In Mr. Arbeeny’s recent letter regarding what he calls “gambling myth #1”, he accuses the city council of being liars, and states “It is possible to have a balanced budget despite falling revenues and without cutting public safety.”
I take him at his word when he says that Lakewood could survive without this $2.5 million. Perhaps he’s correct when he says, “A budgetary day of reckoning is coming, gambling or no gambling” and that to balance the budget, the city needs to cut revenue. That’s why I’ve suggested, in a few discussions, that Lakewood take this $2.5 million and donate the entire amount, each year, to the Evergreen Council on Problem Gambling. The city doesn’t need it, and it would certainly go a long way towards helping the microscopic percentage of the overall population who have an uncontrolled gambling addiction.
However, closing the casinos isn’t going to cure the addicts. They’ll go to Lacey, or Fife, or the reservation, or online, or make an even worse choice and buy lottery tickets, or play in unregulated games, where the fairness isn’t guaranteed, and where security is questionable (see e.g., en.wikipedia.org/wiki/Wah_Mee_massacre). Having legal, taxed, regulated, secure casinos are better than any of the alternatives.
I concur with Ms. Butterfield’s letter of June 4: I also would like to know how much the city spends dealing with crime directly associated with the gambling facilities, and to know if there is any real data showing the social costs of gambling specific to Lakewood. If there really is a substantial increase in crime or social costs to the city because of the casinos’ existence, I’d be happy to take my gambling dollars to Lacey. If not, I’d prefer that my gambling funds support jobs and the infrastructure of my home town.

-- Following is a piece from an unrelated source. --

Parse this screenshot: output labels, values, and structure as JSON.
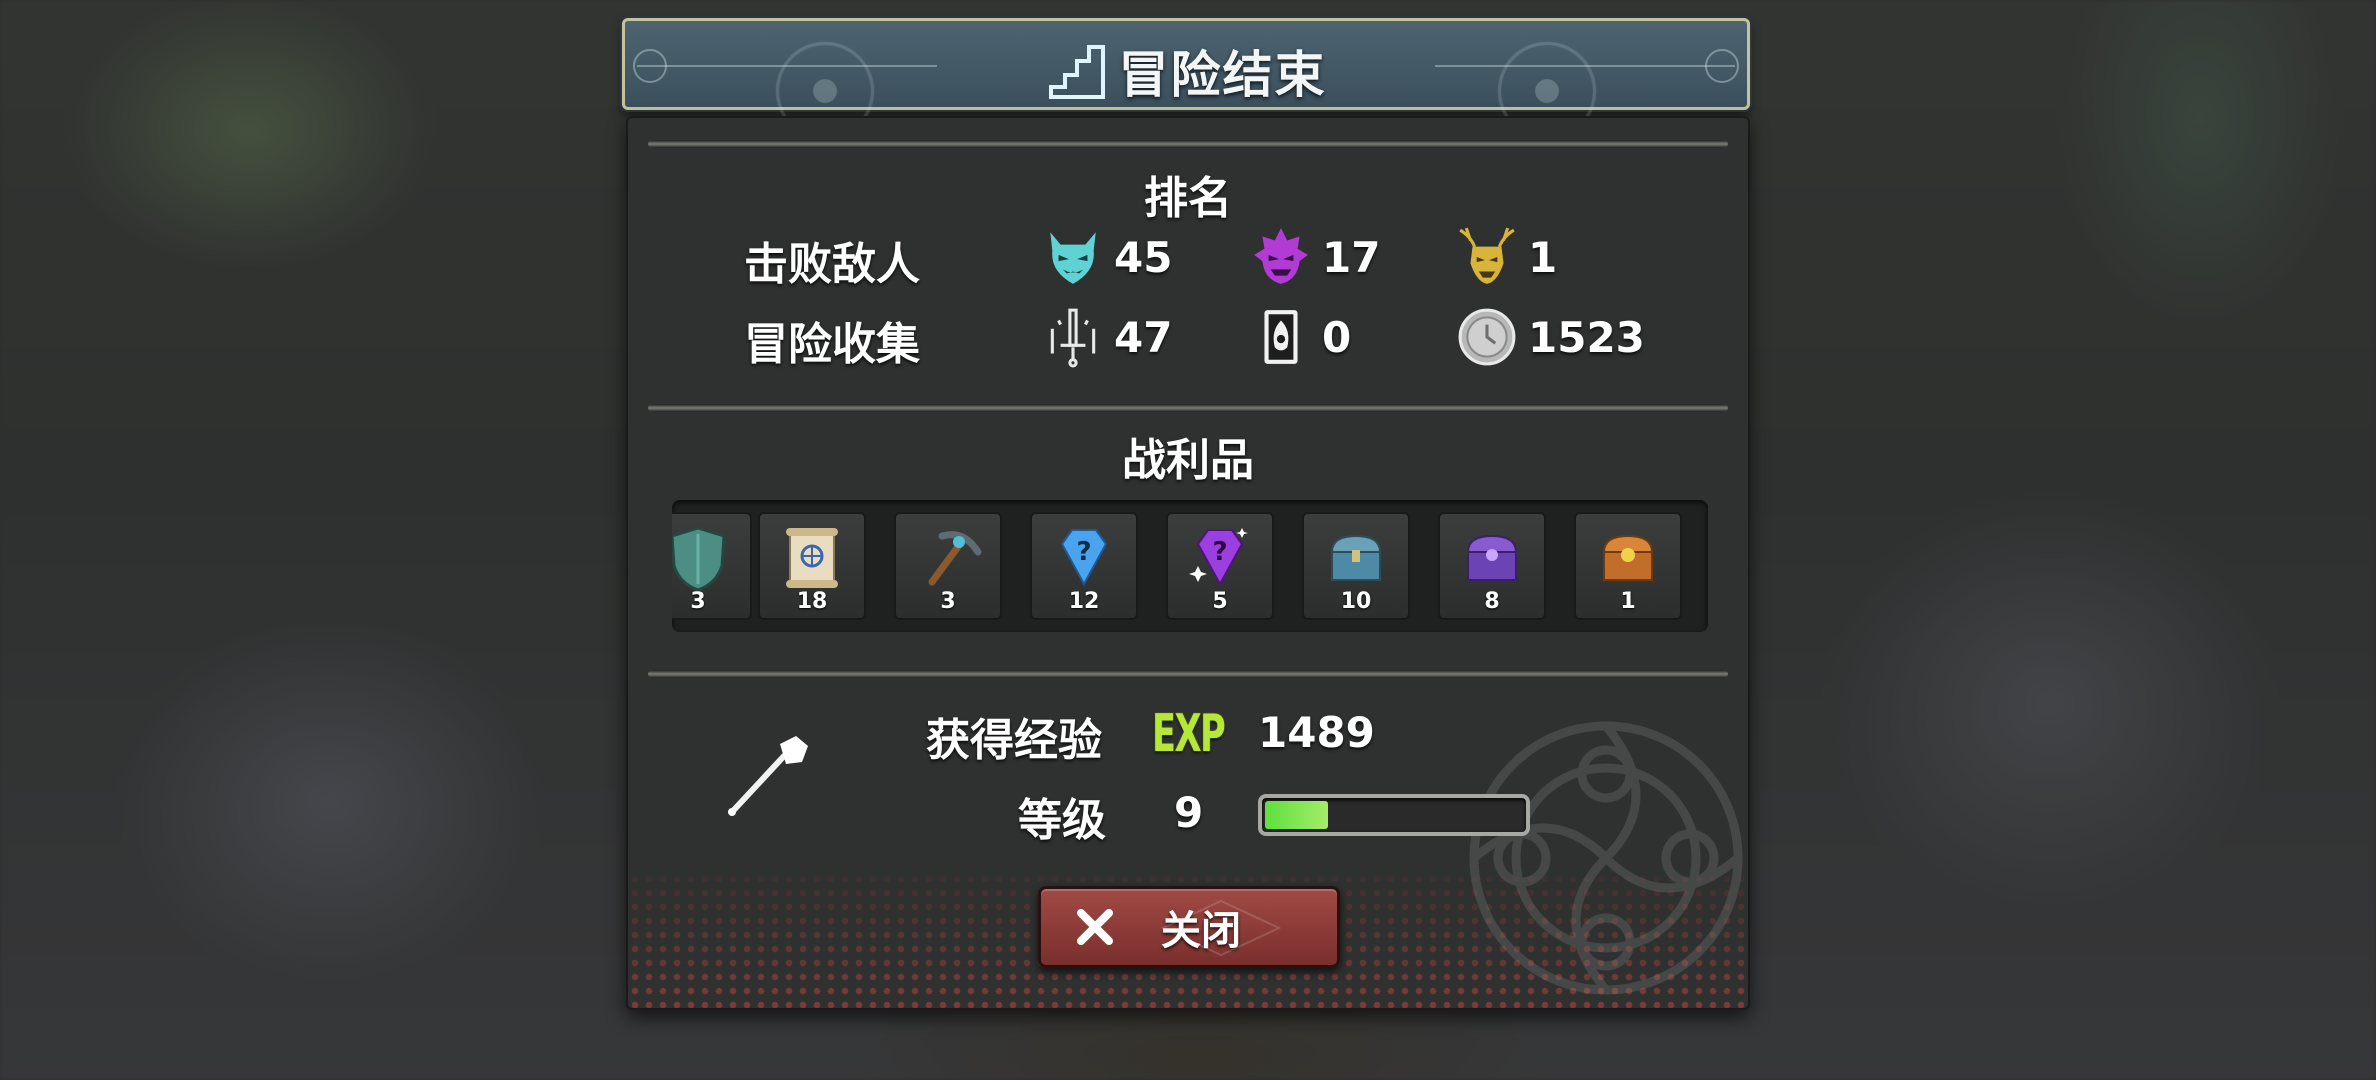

Mr. Arbeeny’s assertion that money earned by the casinos is “sucked out of our economy” and that “$20M was taken out of Lakewood’s economy by casinos” is preposterous. By the same logic, money spent on groceries at Albertsons sucks money out of our economy, purchasing dinner at Black Angus takes money out of circulation, and buying a ticket at Lakewood Playhouse is bad for all of us. Grocery stores, restaurants, and, yes, casinos employ Lakewood residents, pay taxes to Lakewood, and bring outside dollars into the town.
He rhetorically asks, “who wants to live or own a business in a community that fosters gambling?” Well, for months, Happy Days poker players brought food donations for Northwest Harvest, and last November and December made toy donations to a children’s charity. Great American sponsored several events for the Lakewood Chamber of Commerce, sponsored the Communities in Schools “Champions for Youth Breakfast”, and sponsored the Lakewood Police Department’s Special Olympics Golf Tournament. When Happy Days closed down, their player-supported poker jackpot of about $50,000 went to the commission on problem gambling. And, as Mr. Arbeeny repeatedly points out, the casinos paid millions of dollars in taxes to the city last year. Who wants to live in a community with legal, safe casinos? I do.